Thursday 05, January 2017 by Jessica Combes

RAM Ratings reaffirms Brunei’s GA1(Pi) rating on sizeable sovereign reserves

RAM Ratings has reaffirmed Brunei's respective global- and ASEAN-scale ratings of gA1(pi)/stable and seaAAA(pi)/stable.

The ratings reflect the country's solid net asset position (around three times the size of its GDP), backed by sizeable sovereign reserves, which provide a strong buffer against near-term fiscal and external deterioration stemming from sharply lower energy prices in recent years.
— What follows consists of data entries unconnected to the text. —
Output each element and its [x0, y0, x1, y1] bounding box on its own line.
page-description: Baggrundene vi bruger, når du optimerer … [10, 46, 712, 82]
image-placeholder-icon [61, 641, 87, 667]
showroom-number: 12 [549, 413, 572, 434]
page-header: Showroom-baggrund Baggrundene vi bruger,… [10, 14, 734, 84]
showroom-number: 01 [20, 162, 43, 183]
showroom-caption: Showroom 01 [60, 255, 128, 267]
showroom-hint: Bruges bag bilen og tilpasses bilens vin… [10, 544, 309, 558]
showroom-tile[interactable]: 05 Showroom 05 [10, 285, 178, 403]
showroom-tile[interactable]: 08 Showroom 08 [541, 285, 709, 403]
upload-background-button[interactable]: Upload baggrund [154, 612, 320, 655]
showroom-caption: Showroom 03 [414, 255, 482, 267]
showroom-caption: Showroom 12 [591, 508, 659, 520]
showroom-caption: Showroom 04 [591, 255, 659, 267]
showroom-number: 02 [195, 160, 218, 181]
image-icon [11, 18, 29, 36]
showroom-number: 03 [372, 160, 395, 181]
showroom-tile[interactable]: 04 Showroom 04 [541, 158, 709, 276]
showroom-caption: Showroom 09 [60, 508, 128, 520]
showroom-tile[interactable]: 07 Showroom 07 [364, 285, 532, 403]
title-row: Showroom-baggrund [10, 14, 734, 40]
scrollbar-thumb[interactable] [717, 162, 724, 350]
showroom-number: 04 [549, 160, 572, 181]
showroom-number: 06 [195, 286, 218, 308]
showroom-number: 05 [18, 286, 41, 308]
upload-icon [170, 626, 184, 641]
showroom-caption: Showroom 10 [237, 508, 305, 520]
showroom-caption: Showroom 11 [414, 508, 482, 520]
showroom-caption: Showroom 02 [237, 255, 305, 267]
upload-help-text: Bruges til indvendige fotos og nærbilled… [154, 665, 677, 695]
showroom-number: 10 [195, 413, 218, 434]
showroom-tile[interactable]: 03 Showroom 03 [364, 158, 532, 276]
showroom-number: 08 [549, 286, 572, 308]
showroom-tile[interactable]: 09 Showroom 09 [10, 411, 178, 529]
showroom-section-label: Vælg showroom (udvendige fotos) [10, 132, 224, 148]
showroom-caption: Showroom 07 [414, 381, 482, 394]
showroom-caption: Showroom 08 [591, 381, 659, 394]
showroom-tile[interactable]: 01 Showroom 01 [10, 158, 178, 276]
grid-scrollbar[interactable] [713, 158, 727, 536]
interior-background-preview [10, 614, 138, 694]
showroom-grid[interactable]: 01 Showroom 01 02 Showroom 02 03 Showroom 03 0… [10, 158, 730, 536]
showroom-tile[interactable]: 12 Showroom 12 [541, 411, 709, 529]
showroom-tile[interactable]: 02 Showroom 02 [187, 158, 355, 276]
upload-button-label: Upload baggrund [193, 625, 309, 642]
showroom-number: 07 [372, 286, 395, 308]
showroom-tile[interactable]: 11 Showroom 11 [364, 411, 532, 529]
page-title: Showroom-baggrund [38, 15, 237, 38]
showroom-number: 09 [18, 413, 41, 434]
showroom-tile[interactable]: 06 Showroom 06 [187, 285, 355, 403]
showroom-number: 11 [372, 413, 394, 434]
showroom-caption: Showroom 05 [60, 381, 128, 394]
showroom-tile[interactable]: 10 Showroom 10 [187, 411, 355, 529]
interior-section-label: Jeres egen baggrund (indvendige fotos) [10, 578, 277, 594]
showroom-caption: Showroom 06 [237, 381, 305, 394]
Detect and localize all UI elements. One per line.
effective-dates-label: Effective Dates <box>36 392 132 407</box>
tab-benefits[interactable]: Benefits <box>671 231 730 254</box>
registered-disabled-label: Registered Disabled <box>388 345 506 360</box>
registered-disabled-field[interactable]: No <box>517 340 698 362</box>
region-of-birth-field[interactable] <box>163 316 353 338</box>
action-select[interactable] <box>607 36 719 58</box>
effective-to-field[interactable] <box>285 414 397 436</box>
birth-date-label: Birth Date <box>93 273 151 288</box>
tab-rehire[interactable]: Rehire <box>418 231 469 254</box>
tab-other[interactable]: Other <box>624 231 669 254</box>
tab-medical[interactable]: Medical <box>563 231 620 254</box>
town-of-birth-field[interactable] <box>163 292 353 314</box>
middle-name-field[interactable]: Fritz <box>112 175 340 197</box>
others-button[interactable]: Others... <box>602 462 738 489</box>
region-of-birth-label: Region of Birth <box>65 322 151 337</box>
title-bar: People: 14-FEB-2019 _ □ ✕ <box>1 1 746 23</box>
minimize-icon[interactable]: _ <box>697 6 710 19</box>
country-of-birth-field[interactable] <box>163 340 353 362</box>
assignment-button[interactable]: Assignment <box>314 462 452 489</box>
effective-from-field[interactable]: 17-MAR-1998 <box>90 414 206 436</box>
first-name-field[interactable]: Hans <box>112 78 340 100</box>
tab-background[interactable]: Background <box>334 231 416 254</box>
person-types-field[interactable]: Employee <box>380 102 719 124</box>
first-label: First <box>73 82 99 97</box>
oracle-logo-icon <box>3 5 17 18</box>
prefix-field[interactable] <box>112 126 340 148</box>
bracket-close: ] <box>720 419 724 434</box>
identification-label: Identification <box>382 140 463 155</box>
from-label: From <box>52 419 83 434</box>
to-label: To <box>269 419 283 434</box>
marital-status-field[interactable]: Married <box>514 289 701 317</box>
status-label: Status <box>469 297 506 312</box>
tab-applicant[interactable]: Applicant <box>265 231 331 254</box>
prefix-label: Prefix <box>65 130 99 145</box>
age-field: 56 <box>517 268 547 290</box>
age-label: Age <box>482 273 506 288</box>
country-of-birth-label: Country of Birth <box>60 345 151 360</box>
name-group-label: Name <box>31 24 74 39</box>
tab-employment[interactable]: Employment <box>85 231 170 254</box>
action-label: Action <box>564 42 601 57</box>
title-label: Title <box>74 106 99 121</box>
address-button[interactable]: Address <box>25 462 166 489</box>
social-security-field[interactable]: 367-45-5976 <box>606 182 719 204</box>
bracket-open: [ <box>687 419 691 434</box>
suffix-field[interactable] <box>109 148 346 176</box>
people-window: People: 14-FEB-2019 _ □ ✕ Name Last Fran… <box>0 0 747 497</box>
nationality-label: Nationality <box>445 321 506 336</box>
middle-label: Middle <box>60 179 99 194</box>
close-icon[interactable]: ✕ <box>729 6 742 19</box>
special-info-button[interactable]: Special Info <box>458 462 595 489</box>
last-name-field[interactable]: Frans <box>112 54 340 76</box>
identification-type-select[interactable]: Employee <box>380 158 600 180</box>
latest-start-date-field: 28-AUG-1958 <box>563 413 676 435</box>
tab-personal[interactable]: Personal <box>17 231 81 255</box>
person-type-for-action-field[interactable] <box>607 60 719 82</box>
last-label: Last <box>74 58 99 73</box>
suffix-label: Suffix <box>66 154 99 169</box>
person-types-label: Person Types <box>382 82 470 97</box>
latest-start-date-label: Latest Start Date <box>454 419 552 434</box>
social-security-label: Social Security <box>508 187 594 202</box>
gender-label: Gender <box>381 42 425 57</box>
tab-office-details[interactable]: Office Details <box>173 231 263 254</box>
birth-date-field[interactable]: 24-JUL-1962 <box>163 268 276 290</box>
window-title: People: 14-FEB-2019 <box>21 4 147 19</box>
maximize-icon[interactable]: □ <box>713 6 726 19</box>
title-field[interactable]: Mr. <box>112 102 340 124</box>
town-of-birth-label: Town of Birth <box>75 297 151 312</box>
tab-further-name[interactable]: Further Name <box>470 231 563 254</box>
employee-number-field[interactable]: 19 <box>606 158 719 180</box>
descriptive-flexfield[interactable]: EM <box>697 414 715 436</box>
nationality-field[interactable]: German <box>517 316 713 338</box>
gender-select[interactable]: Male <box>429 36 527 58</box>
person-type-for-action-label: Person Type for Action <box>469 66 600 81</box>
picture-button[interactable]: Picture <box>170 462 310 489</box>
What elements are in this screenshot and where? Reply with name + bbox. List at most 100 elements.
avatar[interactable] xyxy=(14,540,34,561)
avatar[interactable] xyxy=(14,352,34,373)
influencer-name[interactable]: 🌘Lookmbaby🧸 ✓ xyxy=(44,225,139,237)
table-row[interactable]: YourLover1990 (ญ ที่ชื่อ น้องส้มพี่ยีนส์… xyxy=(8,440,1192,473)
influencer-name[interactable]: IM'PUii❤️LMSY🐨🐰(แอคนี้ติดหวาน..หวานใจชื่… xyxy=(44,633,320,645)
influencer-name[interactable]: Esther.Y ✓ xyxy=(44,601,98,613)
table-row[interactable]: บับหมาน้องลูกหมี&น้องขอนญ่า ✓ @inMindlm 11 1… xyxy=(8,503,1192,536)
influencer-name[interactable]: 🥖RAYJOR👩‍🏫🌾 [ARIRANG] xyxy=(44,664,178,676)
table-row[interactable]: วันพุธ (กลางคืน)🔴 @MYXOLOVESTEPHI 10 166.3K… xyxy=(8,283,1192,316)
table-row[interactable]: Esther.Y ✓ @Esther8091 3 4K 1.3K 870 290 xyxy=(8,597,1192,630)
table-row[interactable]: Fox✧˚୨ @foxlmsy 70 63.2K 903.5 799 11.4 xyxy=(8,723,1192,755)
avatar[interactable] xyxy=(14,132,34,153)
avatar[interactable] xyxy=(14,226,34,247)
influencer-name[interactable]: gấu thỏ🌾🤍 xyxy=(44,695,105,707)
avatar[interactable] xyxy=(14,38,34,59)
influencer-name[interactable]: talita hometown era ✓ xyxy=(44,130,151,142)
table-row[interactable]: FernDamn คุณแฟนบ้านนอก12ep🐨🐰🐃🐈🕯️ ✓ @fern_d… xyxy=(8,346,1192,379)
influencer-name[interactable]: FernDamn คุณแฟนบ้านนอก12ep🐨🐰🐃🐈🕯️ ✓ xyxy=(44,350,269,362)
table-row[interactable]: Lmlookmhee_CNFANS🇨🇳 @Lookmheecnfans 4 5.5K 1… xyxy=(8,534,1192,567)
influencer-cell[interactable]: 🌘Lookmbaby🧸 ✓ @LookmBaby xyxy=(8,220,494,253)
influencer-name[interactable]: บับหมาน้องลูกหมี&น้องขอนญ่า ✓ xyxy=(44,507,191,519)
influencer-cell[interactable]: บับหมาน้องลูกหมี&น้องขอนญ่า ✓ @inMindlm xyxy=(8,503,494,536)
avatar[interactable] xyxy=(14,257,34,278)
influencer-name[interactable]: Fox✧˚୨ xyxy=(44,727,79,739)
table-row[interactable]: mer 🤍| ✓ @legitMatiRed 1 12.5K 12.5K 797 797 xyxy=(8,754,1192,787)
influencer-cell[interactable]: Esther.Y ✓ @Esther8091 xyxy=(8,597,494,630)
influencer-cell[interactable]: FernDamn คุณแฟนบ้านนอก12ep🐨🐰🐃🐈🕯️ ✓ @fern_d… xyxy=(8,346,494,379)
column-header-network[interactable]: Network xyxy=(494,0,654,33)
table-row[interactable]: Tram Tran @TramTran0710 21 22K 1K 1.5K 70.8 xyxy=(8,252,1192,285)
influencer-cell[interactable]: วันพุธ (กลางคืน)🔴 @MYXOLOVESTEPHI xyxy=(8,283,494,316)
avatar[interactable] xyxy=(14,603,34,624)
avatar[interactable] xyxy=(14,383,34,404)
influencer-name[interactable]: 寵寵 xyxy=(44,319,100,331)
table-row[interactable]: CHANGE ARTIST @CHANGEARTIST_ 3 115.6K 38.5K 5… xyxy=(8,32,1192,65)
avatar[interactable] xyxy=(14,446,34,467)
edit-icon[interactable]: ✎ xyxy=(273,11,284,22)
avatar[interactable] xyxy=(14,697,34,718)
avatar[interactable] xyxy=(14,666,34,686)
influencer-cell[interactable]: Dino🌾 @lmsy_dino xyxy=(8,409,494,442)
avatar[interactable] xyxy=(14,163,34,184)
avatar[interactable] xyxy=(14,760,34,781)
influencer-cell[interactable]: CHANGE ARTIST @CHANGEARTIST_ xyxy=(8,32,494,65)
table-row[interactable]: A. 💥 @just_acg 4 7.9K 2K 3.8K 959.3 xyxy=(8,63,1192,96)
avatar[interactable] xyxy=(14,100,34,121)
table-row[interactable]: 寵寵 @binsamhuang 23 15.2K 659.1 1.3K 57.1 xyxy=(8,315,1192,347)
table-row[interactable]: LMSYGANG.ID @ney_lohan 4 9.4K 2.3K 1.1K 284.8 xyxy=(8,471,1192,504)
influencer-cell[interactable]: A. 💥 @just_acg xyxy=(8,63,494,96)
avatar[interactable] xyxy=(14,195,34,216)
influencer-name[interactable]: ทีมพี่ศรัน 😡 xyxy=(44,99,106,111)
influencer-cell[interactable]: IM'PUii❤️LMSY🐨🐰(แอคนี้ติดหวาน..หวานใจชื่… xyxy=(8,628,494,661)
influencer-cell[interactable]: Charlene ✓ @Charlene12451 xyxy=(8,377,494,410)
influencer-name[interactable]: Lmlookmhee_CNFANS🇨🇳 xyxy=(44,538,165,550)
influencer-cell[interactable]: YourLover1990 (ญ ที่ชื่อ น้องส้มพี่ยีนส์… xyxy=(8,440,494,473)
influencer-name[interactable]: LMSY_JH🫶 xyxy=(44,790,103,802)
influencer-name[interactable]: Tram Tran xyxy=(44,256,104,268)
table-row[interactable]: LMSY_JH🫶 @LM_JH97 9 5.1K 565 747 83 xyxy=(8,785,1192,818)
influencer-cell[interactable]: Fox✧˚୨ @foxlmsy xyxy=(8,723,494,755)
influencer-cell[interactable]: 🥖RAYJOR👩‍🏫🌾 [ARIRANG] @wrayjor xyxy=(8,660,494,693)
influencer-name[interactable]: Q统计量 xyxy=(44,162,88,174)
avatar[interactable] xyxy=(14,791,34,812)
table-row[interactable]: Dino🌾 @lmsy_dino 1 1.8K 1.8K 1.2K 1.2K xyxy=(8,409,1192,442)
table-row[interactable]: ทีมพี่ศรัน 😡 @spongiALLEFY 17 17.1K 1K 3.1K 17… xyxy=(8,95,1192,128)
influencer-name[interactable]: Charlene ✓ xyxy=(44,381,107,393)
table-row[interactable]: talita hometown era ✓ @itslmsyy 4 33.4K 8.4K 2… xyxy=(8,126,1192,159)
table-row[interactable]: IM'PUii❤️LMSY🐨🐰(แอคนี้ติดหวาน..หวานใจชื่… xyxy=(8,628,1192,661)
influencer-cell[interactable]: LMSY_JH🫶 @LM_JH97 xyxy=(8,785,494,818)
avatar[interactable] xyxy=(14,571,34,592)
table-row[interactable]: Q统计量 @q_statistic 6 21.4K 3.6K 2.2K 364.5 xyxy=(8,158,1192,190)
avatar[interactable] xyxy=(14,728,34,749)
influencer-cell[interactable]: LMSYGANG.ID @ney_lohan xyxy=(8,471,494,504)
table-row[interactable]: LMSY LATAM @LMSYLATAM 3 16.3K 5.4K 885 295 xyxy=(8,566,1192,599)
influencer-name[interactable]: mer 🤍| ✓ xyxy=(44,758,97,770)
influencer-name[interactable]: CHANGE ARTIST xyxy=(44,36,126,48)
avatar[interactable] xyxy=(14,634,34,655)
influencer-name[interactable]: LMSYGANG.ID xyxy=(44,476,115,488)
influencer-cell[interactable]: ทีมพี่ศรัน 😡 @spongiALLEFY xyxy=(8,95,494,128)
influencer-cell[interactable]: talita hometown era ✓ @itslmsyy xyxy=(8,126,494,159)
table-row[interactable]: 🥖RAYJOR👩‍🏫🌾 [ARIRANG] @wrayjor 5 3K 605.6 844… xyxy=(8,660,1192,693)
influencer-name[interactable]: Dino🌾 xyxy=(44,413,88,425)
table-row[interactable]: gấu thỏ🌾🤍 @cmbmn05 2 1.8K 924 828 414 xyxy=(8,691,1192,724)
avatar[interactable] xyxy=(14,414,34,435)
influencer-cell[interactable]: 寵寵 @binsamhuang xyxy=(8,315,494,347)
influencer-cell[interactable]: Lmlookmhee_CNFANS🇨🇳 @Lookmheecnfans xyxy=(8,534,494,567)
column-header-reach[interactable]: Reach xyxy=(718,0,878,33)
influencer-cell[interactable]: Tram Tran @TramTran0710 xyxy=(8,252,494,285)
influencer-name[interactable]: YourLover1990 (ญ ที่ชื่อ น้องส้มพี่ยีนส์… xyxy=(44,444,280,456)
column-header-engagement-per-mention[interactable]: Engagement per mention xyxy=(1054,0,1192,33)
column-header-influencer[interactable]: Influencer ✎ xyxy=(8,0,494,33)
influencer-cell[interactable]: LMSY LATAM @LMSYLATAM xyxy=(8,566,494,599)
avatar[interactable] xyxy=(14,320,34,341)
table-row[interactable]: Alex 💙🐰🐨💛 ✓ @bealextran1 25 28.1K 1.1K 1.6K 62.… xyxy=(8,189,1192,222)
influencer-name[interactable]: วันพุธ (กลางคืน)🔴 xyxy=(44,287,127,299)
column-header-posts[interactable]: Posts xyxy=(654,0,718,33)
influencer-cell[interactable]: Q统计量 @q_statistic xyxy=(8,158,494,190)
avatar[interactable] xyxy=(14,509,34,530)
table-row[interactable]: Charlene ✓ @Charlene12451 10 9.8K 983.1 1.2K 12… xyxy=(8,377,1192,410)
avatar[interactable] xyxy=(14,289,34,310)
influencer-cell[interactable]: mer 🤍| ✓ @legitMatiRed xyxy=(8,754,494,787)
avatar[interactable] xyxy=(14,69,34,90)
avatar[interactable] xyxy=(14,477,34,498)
'Brunei's sturdy sovereign balance sheet is a strong anchor against output and price volatilities in the energy sector, considering its heavy reliance on hydrocarbons for fiscal and external performance,' notes Esther Lai, RAM's Head of Sovereign Ratings. The government registered a substantial fiscal deficit of 16.9 per cent of GDP in FY 2016, and projected to remain wide at 14.6 per cent of GDP in FY 2017 in view of depressed hydrocarbon revenue and a still-high expenditure level. That said, fiscal reserves are estimated to hold up firmly at 303.6 per cent of GDP as at end-FY 2017, after factoring in drawdowns to fund fiscal shortfalls. While Brunei's current account is expected to slip into a deficit of 4.1 per cent of GDP in 2017 owing to lower energy export receipts and increased imports in relation to large-scale projects, its foreign reserve holdings (24.9 per cent of GDP in 2015) are adequate to meet external liquidity needs.

The economy remains heavily concentrated in the hydrocarbon sector (comprises 58 per cent of overall GDP) and exposed to its vagaries, as seen in economic recessions in recent years triggered by production disruptions in the sector. Non-hydrocarbon sectors, however, lack vibrancy and are reliant on energy-related activities and public sector-driven investments.